Russian Foreign Ministry spokesman Mikhail Kamynin told Interfax on September 9 that Russia views the UN Security Council’s anti-terrorist list as incomplete and wants Chechen extremists who have committed crimes against Russian citizens to be added. “Unfortunately, the ‘anti-terrorist’ list does not yet include the names of certain people who have committed crimes against Russians,” he said. “To our surprise, they feel quite comfortable in individual Western countries and continue to take steps to destabilize the situation in Chechnya and the entire North Caucasus, collect funds and recruit mercenaries for a ‘dirty’ war against the Chechen people and Russia as a whole. Moscow is not quite satisfied with this list because it is far from being full and includes only al-Qaeda, the Taliban movement and related organizations.” Russia, Kamynin said, favors a more extensive list of such organizations and wants sanctions to be imposed on them and their financial flows to be cut off. An initiative to compile such a list was put forward in U.N. Security Council Resolution 1566, which was adopted after last year’s Beslan hostage crisis. On September 8, the Russian president’s special representative for international cooperation in the fight against terrorism and organized crime, Anatoly Safonov, said Russia would do everything within its power to secure the extradition of Akhmad Zakaev and Ilyas Akhmadov.

–ALKHANOV: EX-REBELS WELCOME TO RUN FOR PARLIAMENT

Chechen President Alu Alkhanov said on September 11 that former rebels would be allowed to run in the republic’s parliamentary elections, set for November 27. “If a candidate…is not located in an institution of confinement and if the necessary number of constituents vote for him, he will become a [parliamentary] deputy,” Alkhanov told Interfax. “According to our information, both deputies from the former, so-called parliament of Ichkeria and people who held various posts in the governments of Maskhadov and Dudaev plan to put forward their candidacies.” He also said “persons who yielded to false ideals and in different times wound up in the ranks of the illegal armed formations, but, without having committed crimes, managed to return in time to civilian life, and who the law-enforcement organs have no claims on, also will be able to take part in the election as candidates.” He added that the government is “prepared to accept observers from any international organizations.” On September 12, Alkhanov reported that he had invited the Council of Europe to send observers to the elections, Itar-Tass reported.

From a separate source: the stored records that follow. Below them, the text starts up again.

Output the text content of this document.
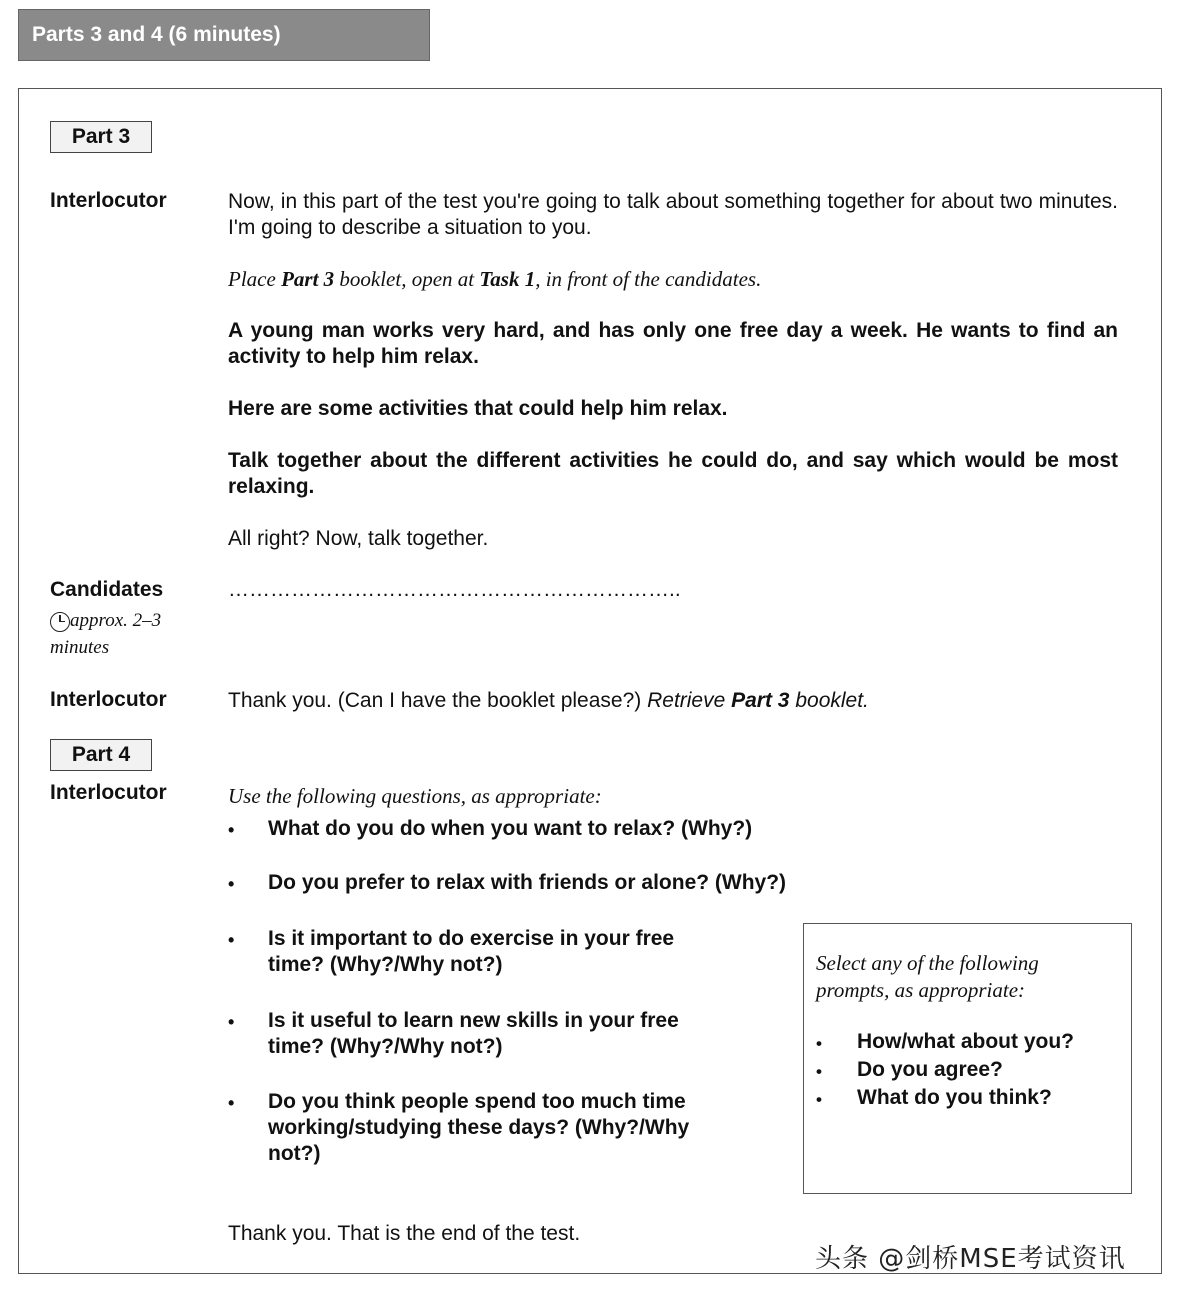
Parts 3 and 4 (6 minutes)
Part 3
Interlocutor	Now, in this part of the test you're going to talk about something together for about two minutes. I'm going to describe a situation to you.
Place Part 3 booklet, open at Task 1, in front of the candidates.
A young man works very hard, and has only one free day a week. He wants to find an activity to help him relax.
Here are some activities that could help him relax.
Talk together about the different activities he could do, and say which would be most relaxing.
All right? Now, talk together.
Candidates
approx. 2–3 minutes
………………………………………………………..
Interlocutor	Thank you. (Can I have the booklet please?) Retrieve Part 3 booklet.
Part 4
Interlocutor	Use the following questions, as appropriate:
• What do you do when you want to relax? (Why?)
• Do you prefer to relax with friends or alone? (Why?)
• Is it important to do exercise in your free time? (Why?/Why not?)
• Is it useful to learn new skills in your free time? (Why?/Why not?)
• Do you think people spend too much time working/studying these days? (Why?/Why not?)
Select any of the following prompts, as appropriate:
• How/what about you?
• Do you agree?
• What do you think?
Thank you. That is the end of the test.
头条 @剑桥MSE考试资讯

–CHECHEN REFUGEES IN GEORGIA PROTEST HARASSMENT

The London-based Institute for War and Peace Reporting (IWPR) reported on September 10 that the remaining 2,000 Chechen refugees of the 7,000 that originally fled to Georgia’s Pankisi Gorge after Russia launched its second military operation in Chechnya in 1999 complain of “constant harassment” by Georgian police. More than 100 Chechen refugees have been picketing the entrance to Duisi, the administrative center of Pankisi, for a third consecutive week. They are refusing to sign the annual round of documentation that registers them as refugees in Georgia, and are threatening to go on a hunger strike unless the United Nations High Commissioner for Refugees (UNHCR) and the Tbilisi government act on their complaints. One of the protesters, Vakha Arsanukaev told IWPR: “For six years, we have been living in constant fear. Our rights are being violated all the time and nothing is being done to solve our problems. This is not our first action. But this time, we refugees are not going to surrender until we achieve some result.”